De acordo com as informações da Polícia Civil, o fato aconteceu nas áreas de duas PCHs localizadas às margens do rio Juruena, entre os municípios de Campos de Júlio e Sapezal.

Os tiros teriam sido disparados enquanto os indígenas estavam realizando uma manifestação para conseguir uma reunião com a empresa  Hydria Geração de Energia, que supostamente estaria usando um terreno do povo.

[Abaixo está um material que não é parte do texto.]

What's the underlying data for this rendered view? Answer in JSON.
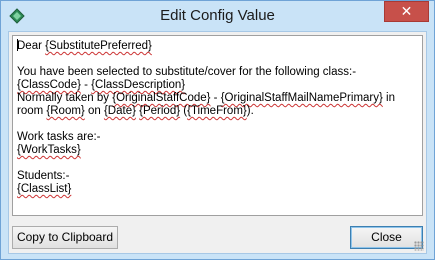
{
  "window": {
    "title": "Edit Config Value",
    "close_glyph": "✕"
  },
  "editor": {
    "lines": [
      [
        {
          "t": "Dear "
        },
        {
          "t": "{SubstitutePreferred}",
          "token": true
        }
      ],
      [
        {
          "t": ""
        }
      ],
      [
        {
          "t": "You have been selected to substitute/cover for the following class:-"
        }
      ],
      [
        {
          "t": "{ClassCode}",
          "token": true
        },
        {
          "t": " - "
        },
        {
          "t": "{ClassDescription}",
          "token": true
        }
      ],
      [
        {
          "t": "Normally taken by "
        },
        {
          "t": "{OriginalStaffCode}",
          "token": true
        },
        {
          "t": " - "
        },
        {
          "t": "{OriginalStaffMailNamePrimary}",
          "token": true
        },
        {
          "t": " in room "
        },
        {
          "t": "{Room}",
          "token": true
        },
        {
          "t": " on "
        },
        {
          "t": "{Date}",
          "token": true
        },
        {
          "t": " "
        },
        {
          "t": "{Period}",
          "token": true
        },
        {
          "t": " ("
        },
        {
          "t": "{TimeFrom}",
          "token": true
        },
        {
          "t": ")."
        }
      ],
      [
        {
          "t": ""
        }
      ],
      [
        {
          "t": "Work tasks are:-"
        }
      ],
      [
        {
          "t": "{WorkTasks}",
          "token": true
        }
      ],
      [
        {
          "t": ""
        }
      ],
      [
        {
          "t": "Students:-"
        }
      ],
      [
        {
          "t": "{ClassList}",
          "token": true
        }
      ]
    ]
  },
  "buttons": {
    "copy_label": "Copy to Clipboard",
    "close_label": "Close"
  },
  "icons": {
    "app": "app-diamond-icon",
    "close": "close-icon",
    "grip": "resize-grip-icon"
  },
  "colors": {
    "title_bar": "#c9e3f7",
    "close_button": "#c7504a",
    "spell_underline": "#cc3333"
  }
}
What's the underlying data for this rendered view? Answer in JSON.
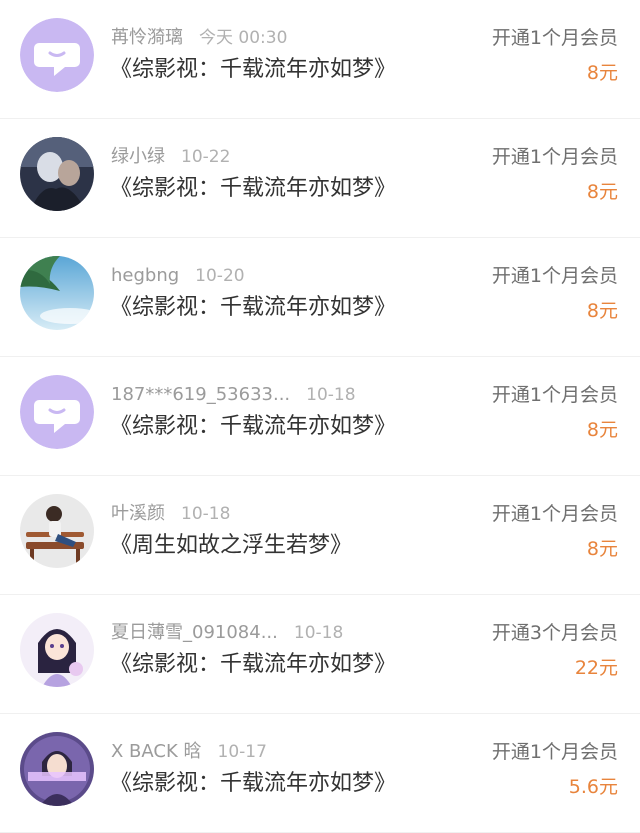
{
  "colors": {
    "accent": "#e8843c",
    "avatar_default_bg": "#c9b8f2"
  },
  "items": [
    {
      "avatar": "default-chat-icon",
      "name": "苒怜漪璃",
      "time": "今天 00:30",
      "title": "《综影视：千载流年亦如梦》",
      "plan": "开通1个月会员",
      "price": "8元"
    },
    {
      "avatar": "photo-people",
      "name": "绿小绿",
      "time": "10-22",
      "title": "《综影视：千载流年亦如梦》",
      "plan": "开通1个月会员",
      "price": "8元"
    },
    {
      "avatar": "photo-palm-sky",
      "name": "hegbng",
      "time": "10-20",
      "title": "《综影视：千载流年亦如梦》",
      "plan": "开通1个月会员",
      "price": "8元"
    },
    {
      "avatar": "default-chat-icon",
      "name": "187***619_53633...",
      "time": "10-18",
      "title": "《综影视：千载流年亦如梦》",
      "plan": "开通1个月会员",
      "price": "8元"
    },
    {
      "avatar": "illustration-bench",
      "name": "叶溪颜",
      "time": "10-18",
      "title": "《周生如故之浮生若梦》",
      "plan": "开通1个月会员",
      "price": "8元"
    },
    {
      "avatar": "illustration-anime-girl",
      "name": "夏日薄雪_091084...",
      "time": "10-18",
      "title": "《综影视：千载流年亦如梦》",
      "plan": "开通3个月会员",
      "price": "22元"
    },
    {
      "avatar": "illustration-purple-portrait",
      "name": "X BACK 晗",
      "time": "10-17",
      "title": "《综影视：千载流年亦如梦》",
      "plan": "开通1个月会员",
      "price": "5.6元"
    }
  ]
}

Durante a manifestação, com cerca de 400 indígenas, os seguranças efetuaram vários disparos usando balas de borracha. Um dos representantes da etnia, Lalokwarise Detalikwaene Enawene, afirmou que no momento do protesto nenhum dos indígenas estava armado.

Vídeos gravados pelos indígenas mostram os seguranças efetuando vários tiros. Foi apontado ainda que a empresa construiu oito PCHs no Rio Juruena e que pagam um valor em dinheiro aos indígenas para conseguirem usar a área. No caso, há receio de que o processo se repita, a despeito do acordo existente que regulou a relação entre as partes e pôs fim à ação possessória.